Es, además, provocador. Sabe epatar cuando es preciso, arranca una sonrisa en los momentos tensos, crea tensión cuando no se espera.

Dirige a los actores extraordinariamente. (Que Dios me perdone lo que voy a escribir, pero hasta Javier Cámara me parece bueno).

Y la belleza de las imágenes, el tratamiento de la luz, la exactitud de los encuadres asombran por su calidad.

Una macedonia mal resuelta

Y todas estas virtudes, ¿para qué?

Pues para marcarse una presunta reflexión sobre el poder, sobre la trascendencia, sobre el perdón y la misericordia, sobre el pecado y la culpa, sobre el amor y la venganza, sobre el ser y la nada, que termina por convertirse en una macedonia mal resuelta de presuntas reflexiones profundas que no llevan a ninguna parte.

A mí, qué quieren que les diga, el guion de El joven papa me ha parecido escrito por Rodríguez Zapatero: un aluvión de buenismo infestado de frases huecas pretendidamente profundas.

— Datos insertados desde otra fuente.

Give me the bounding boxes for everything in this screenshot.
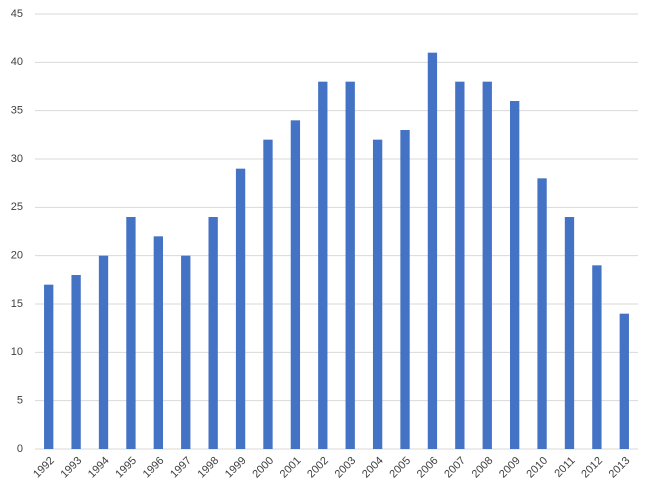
x-tick-label: 1998: [196, 455, 222, 481]
bar: [537, 178, 547, 450]
bar: [619, 313, 629, 449]
x-tick-label: 2006: [415, 455, 441, 481]
bar: [592, 265, 602, 449]
x-tick-label: 1997: [168, 455, 194, 481]
bar: [564, 217, 575, 449]
bar: [44, 284, 54, 449]
bar: [290, 120, 301, 449]
bar: [263, 139, 273, 449]
x-tick-label: 2011: [552, 455, 577, 480]
bar: [98, 255, 109, 449]
bar: [400, 130, 410, 449]
bar: [372, 139, 383, 449]
x-tick-label: 1994: [86, 455, 112, 481]
y-tick-label: 5: [17, 395, 23, 407]
bar: [208, 217, 218, 449]
x-tick-label: 2001: [278, 455, 304, 481]
bar: [71, 275, 81, 449]
x-tick-label: 1996: [141, 455, 167, 481]
x-tick-label: 2007: [442, 455, 468, 481]
bar: [318, 81, 328, 450]
bar: [345, 81, 355, 450]
bar: [427, 52, 438, 450]
x-tick-label: 2013: [607, 455, 633, 481]
x-tick-label: 1999: [223, 455, 249, 481]
x-tick-label: 2002: [305, 455, 331, 481]
x-tick-label: 2009: [497, 455, 523, 481]
y-tick-label: 30: [11, 153, 23, 165]
y-tick-label: 40: [11, 56, 23, 68]
bar: [153, 236, 164, 449]
bar: [235, 168, 246, 449]
x-tick-label: 1992: [31, 455, 57, 481]
x-tick-label: 2012: [579, 455, 605, 481]
bar: [455, 81, 465, 450]
bar: [181, 255, 191, 449]
x-tick-label: 2008: [470, 455, 496, 481]
y-tick-label: 0: [17, 443, 23, 455]
y-tick-label: 25: [11, 201, 23, 213]
x-tick-label: 1995: [113, 455, 139, 481]
y-tick-label: 10: [11, 346, 23, 358]
x-tick-label: 2004: [360, 455, 386, 481]
x-tick-label: 2000: [250, 455, 276, 481]
y-tick-label: 35: [11, 105, 23, 117]
bar: [509, 101, 520, 449]
y-tick-label: 45: [11, 8, 23, 20]
x-tick-label: 1993: [58, 455, 84, 481]
x-tick-label: 2010: [524, 455, 550, 481]
bar: [126, 217, 136, 449]
x-tick-label: 2003: [333, 455, 359, 481]
x-tick-label: 2005: [387, 455, 413, 481]
bar: [482, 81, 492, 450]
y-tick-label: 20: [11, 250, 23, 262]
y-tick-label: 15: [11, 298, 23, 310]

Anoté algunas al vuelo: “Amo a Dios y a la ausencia de Dios, pero siempre de forma firme y decidida”. “El poder es una banalidad pero hay que ejercelo”. “La ficción nos cambia”. “Los que creen en Dios no creen en nada”.

Y así a lo largo de diez densos capítulos en los que no me quedó más remedio que descabezar algún leve sueñecito.

(Espóiler) A todo esto, Pio XIII, a medida que la ficción avanza, va demostrando que es más bueno de lo que parecía y más creyente de lo que le gustaba decir, y termina haciendo milagros y siendo querido por todos, en medio de un vacío conceptual que ya quisieran para sí los más acendrados amantes del budismo zen.

Todo lo cual me ha llevado a entender por qué la Iglesia no ha rechistado, pese a los aparentes ataques al status quo que la serie anuncia en su inicio y que finalmente no resultan otra cosa que levísimos pellizcos de monja muy apropiados para el caso.

Al final, Pio XIII y Francisco I coinciden: formas nuevas para decir lo de siempre. Sorrentino juega a enfant terrible cuando en realidad añora a la Democracia Cristiana. Vaya por Dios.

Anuncian segunda temporada, con otro papa y otro enredo: como ya he pillado la trampa es posible que la vea. Pero sin sonido.